Mas antes de chegar à seleção nacional, terminei o meu curso. Quando soube da última nota estava a trabalhar como monitora na colónia de férias da Torreira e todos me diziam: “isto está tão mau! vais para o desemprego”. Sorri e disse: “deixem-me gozar a condição de recém-licenciada. Deixem-me saborear o meu sonho”. Saí da Torreira em setembro e passado três dias estava selecionada para um estágio profissional na Escola de Aguada de Cima. Já a trabalhar, comecei a pensar que, se calhar, devia deixar o futebol e tornar-me uma “pessoa séria!”. Só tinha a mágoa de não ter representado Portugal como o Vítor Baía e como o meu pai tinha sonhado. No dia seguinte a ter dito isto a uma colega, recebi uma mensagem: “Parabéns, foste convocada para a seleção!”. O caminho dos sonhos é, de facto, acreditar e nunca desistir. E foi com um orgulho imenso que fiz a minha primeira internacionalização e que ouvi o hino nacional no dia 24 de abril de 2004, quando vencemos a final contra a Espanha. Mais tarde, fui confrontada com mais um desafio. A voz dos meus alunos criou curiosidade na Cristina: queria conhecer a psicóloga de quem os alunos falavam tanto. Conhecemo-nos e ela desafiou-me a abraçar com ela, com a Ana e com o Marco a missão da Associação Psientífica. Também foi pelas mãos da Cristina que conheci o livro “Inteligência Emocional”, de Daniel Goleman, que foi a minha inspiração (e da Catarina) para construir a Atividade de Enriquecimento Curricular– Emoção em Ação (dinamizada em Águeda para cerca de 500 crianças do 1º ciclo desde 2016). Em 2010, a morte da Cristina foi mais uma curva muito apertada no meu caminho. Perdemo-la, mas a sua mensagem e o seu legado ficarão vivos para sempre. Aliás, o trabalho que desenvolvemos juntas, para além de estar a dar frutos, já foi reconhecido. Em 2019, o frio na barriga marcou o momento em que recebemos o Prémio BPI Infância, no Centro Cultural de Belém. O meu coração transbordou de gratidão pelo profissionalismo e dedicação da minha equipa que todos os dias coloca Emoção em Ação. E sei que a Cristina, seja onde for, está orgulhosa de nós! Como podem verificar. Adoro o que faço e a minha carreira não poderia desenvolver-se em melhor contexto: a escola! A escola a que eu devo tanto, a escola que me mostrou a importância de olhar nos olhos cada aluno, uma escola que promove a esperança.

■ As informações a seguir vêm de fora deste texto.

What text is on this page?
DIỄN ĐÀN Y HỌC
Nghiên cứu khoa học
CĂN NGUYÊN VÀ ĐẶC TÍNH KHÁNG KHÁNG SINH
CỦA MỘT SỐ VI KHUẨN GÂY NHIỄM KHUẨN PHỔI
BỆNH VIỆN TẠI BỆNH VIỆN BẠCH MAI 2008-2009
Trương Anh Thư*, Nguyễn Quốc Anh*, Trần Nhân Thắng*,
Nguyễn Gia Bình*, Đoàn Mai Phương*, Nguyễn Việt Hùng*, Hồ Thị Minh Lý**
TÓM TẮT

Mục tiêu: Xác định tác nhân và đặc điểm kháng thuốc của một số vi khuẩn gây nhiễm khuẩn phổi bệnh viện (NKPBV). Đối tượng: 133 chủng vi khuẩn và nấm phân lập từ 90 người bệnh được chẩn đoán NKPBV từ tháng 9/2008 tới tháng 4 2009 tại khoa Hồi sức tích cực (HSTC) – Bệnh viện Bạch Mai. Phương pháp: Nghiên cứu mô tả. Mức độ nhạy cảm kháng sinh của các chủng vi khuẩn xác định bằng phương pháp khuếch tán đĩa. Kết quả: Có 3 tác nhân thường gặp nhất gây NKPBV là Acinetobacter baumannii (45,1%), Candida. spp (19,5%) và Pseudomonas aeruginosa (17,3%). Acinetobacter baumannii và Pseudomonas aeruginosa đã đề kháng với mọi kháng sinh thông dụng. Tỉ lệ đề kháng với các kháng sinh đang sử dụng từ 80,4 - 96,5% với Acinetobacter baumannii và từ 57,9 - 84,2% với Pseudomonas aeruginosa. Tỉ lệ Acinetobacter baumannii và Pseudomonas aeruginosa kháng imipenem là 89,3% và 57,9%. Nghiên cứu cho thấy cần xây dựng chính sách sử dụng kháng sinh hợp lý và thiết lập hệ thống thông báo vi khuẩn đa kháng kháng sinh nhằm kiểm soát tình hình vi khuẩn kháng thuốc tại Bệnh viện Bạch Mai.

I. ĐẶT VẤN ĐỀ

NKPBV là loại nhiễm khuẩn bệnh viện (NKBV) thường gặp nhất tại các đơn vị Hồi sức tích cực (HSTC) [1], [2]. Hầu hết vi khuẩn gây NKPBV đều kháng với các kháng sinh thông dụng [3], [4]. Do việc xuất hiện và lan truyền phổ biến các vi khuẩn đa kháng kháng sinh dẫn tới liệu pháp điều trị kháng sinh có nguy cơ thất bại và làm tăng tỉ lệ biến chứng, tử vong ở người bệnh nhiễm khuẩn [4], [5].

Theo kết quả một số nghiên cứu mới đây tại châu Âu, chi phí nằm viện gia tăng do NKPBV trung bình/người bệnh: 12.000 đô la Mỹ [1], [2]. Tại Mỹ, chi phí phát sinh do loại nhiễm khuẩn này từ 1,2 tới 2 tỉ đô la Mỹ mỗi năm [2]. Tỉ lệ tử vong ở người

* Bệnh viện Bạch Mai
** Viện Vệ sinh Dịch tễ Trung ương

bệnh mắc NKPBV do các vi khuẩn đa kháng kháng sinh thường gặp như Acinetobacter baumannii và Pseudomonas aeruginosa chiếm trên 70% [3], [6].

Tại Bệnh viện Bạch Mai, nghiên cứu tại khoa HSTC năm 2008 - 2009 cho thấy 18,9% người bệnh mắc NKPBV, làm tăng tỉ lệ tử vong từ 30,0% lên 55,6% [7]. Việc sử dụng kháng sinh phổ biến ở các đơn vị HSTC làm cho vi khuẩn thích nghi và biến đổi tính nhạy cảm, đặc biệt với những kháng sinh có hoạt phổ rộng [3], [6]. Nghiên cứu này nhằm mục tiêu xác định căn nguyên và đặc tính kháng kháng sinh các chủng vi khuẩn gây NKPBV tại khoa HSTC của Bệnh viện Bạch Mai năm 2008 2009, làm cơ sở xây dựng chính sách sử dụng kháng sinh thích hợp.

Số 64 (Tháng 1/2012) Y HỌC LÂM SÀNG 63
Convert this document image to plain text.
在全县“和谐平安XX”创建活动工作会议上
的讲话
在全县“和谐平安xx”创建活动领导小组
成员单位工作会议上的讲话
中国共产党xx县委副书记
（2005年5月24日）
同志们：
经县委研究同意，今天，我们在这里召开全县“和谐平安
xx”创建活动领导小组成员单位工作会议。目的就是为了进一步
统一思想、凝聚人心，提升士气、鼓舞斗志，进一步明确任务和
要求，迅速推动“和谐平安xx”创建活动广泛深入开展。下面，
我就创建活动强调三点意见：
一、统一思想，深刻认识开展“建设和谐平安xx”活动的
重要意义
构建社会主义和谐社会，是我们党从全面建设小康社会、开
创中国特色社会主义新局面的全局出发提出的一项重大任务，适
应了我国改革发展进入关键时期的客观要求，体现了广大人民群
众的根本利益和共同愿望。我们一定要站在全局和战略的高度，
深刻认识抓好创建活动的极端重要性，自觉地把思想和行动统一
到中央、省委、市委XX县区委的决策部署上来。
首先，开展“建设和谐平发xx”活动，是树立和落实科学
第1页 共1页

Este é o meu desafio todos os dias: uma psicologia de
rosto humano que, antes de confrontar cada criança e família com as dificuldades, os reconcilia com a suas histórias, compreende as suas potencialidades, faz renascer os sonhos e promove a colaboração. Um dos meus últimos desafios foi participar na Academia de Líderes Ubuntu, um “namoro” já antigo que rapidamente passou para um “casamento” que me trouxe autoconhecimento, autoconfiança, resiliência; aprofundou a minha empatia e a minha vontade de continuar um caminho de liderança servidora. Neste “casamento”, a ética do cuidado é base segura para os desafios do dia seguinte. Esta experiência reforçou a minha consciência de que sou autora da minha história e que tenho um propósito de vida: fazer diferente, fazendo a diferença. Continuarei a ser contadora de histórias. Sei que todas as histórias que partilho com as crianças e jovens com quem trabalho começam com “Hoje é um dia feliz porque estou na escola a aprender” e terminam com “Tu és mais forte e sei que no fim vais vencer”2! A Academia permitiu-me ainda fechar um ciclo de gratidão com a minha presença na Conferência Vidas Ubuntu que teve lugar na Fundação Calouste Gulbenkian. Ao partilhar a minha história, pude agradecer in loco o investimento que esta fundação fez na minha educação, pois fui bolseira no ensino secundário e universidade. Eternamente grata. Foi um bom investimento. Eu sou porque tu és e por isso #HojeÉUmDiaFeliz!